The Use of Computed Tomography (CT) to Quantify Particle and Bed Structure Metrics for Fluvial Sediment in Gravel-Bed Rivers

Thursday 30 March 2017 - 14:00 to 15:00
NOC Southampton - Node Room (074/02) (Waterfront Campus).
Dr Hal Voepel

Uncertainty in bedload estimates for gravel bed rivers is largely driven by our inability to characterize arrangement, orientation and resultant forces of fluvial sediment in river beds.  Water working of grains leads to structural differences between areas of the bed through particle sorting, packing, imbrication, mortaring and degree of bed armoring.  In this study, non-destructive, micro-focus X-ray computed tomography (CT) imaging in 3D is used to visualize, quantify and assess the internal geometry of sections of a flume bed that have been extracted keeping their fabric intact.  Flume experiments were conducted at 1:1 scaling of our prototype river.

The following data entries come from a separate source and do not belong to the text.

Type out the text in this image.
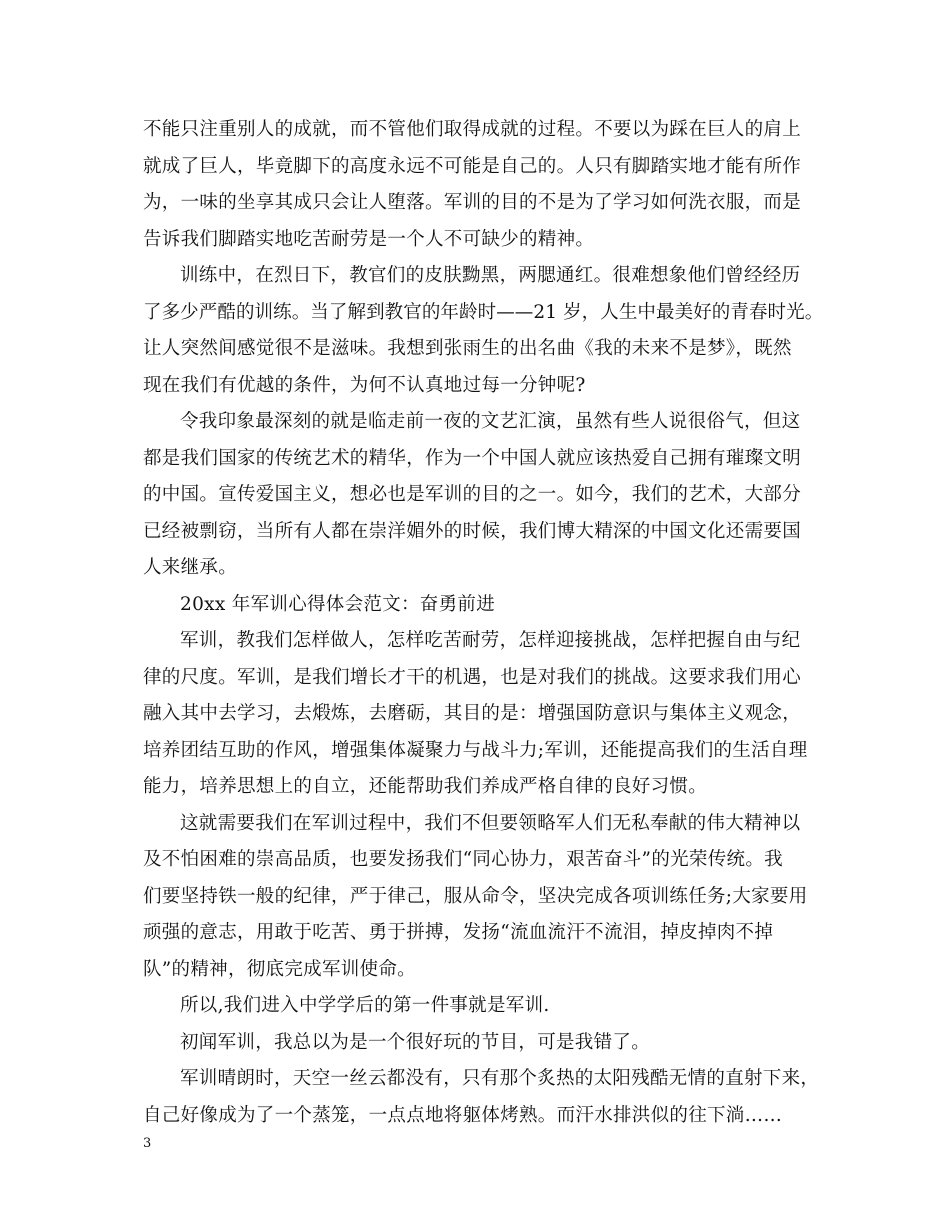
不能只注重别人的成就，而不管他们取得成就的过程。不要以为踩在巨人的肩上
就成了巨人，毕竟脚下的高度永远不可能是自己的。人只有脚踏实地才能有所作
为，一味的坐享其成只会让人堕落。军训的目的不是为了学习如何洗衣服，而是
告诉我们脚踏实地吃苦耐劳是一个人不可缺少的精神。
训练中，在烈日下，教官们的皮肤黝黑，两腮通红。很难想象他们曾经经历
了多少严酷的训练。当了解到教官的年龄时——21 岁，人生中最美好的青春时光。
让人突然间感觉很不是滋味。我想到张雨生的出名曲《我的未来不是梦》，既然
现在我们有优越的条件，为何不认真地过每一分钟呢?
令我印象最深刻的就是临走前一夜的文艺汇演，虽然有些人说很俗气，但这
都是我们国家的传统艺术的精华，作为一个中国人就应该热爱自己拥有璀璨文明
的中国。宣传爱国主义，想必也是军训的目的之一。如今，我们的艺术，大部分
已经被剽窃，当所有人都在崇洋媚外的时候，我们博大精深的中国文化还需要国
人来继承。
20xx 年军训心得体会范文：奋勇前进
军训，教我们怎样做人，怎样吃苦耐劳，怎样迎接挑战，怎样把握自由与纪
律的尺度。军训，是我们增长才干的机遇，也是对我们的挑战。这要求我们用心
融入其中去学习，去煅炼，去磨砺，其目的是：增强国防意识与集体主义观念，
培养团结互助的作风，增强集体凝聚力与战斗力;军训，还能提高我们的生活自理
能力，培养思想上的自立，还能帮助我们养成严格自律的良好习惯。
这就需要我们在军训过程中，我们不但要领略军人们无私奉献的伟大精神以
及不怕困难的崇高品质，也要发扬我们“同心协力，艰苦奋斗”的光荣传统。我
们要坚持铁一般的纪律，严于律己，服从命令，坚决完成各项训练任务;大家要用
顽强的意志，用敢于吃苦、勇于拼搏，发扬“流血流汗不流泪，掉皮掉肉不掉
队”的精神，彻底完成军训使命。
所以,我们进入中学学后的第一件事就是军训.
初闻军训，我总以为是一个很好玩的节目，可是我错了。
军训晴朗时，天空一丝云都没有，只有那个炙热的太阳残酷无情的直射下来，
自己好像成为了一个蒸笼，一点点地将躯体烤熟。而汗水排洪似的往下淌……
3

Here we present some image processing and derived metrics from a CT scanned sample from our flume experiments.  This is the first time bed stability has been studied in 3D using CT scanned images of sediment from the bed surface to depths well into the subsurface.  The derived metrics and inter-granular relationships and characterization of bed structures will lead to improved bedload estimates with reduced uncertainty.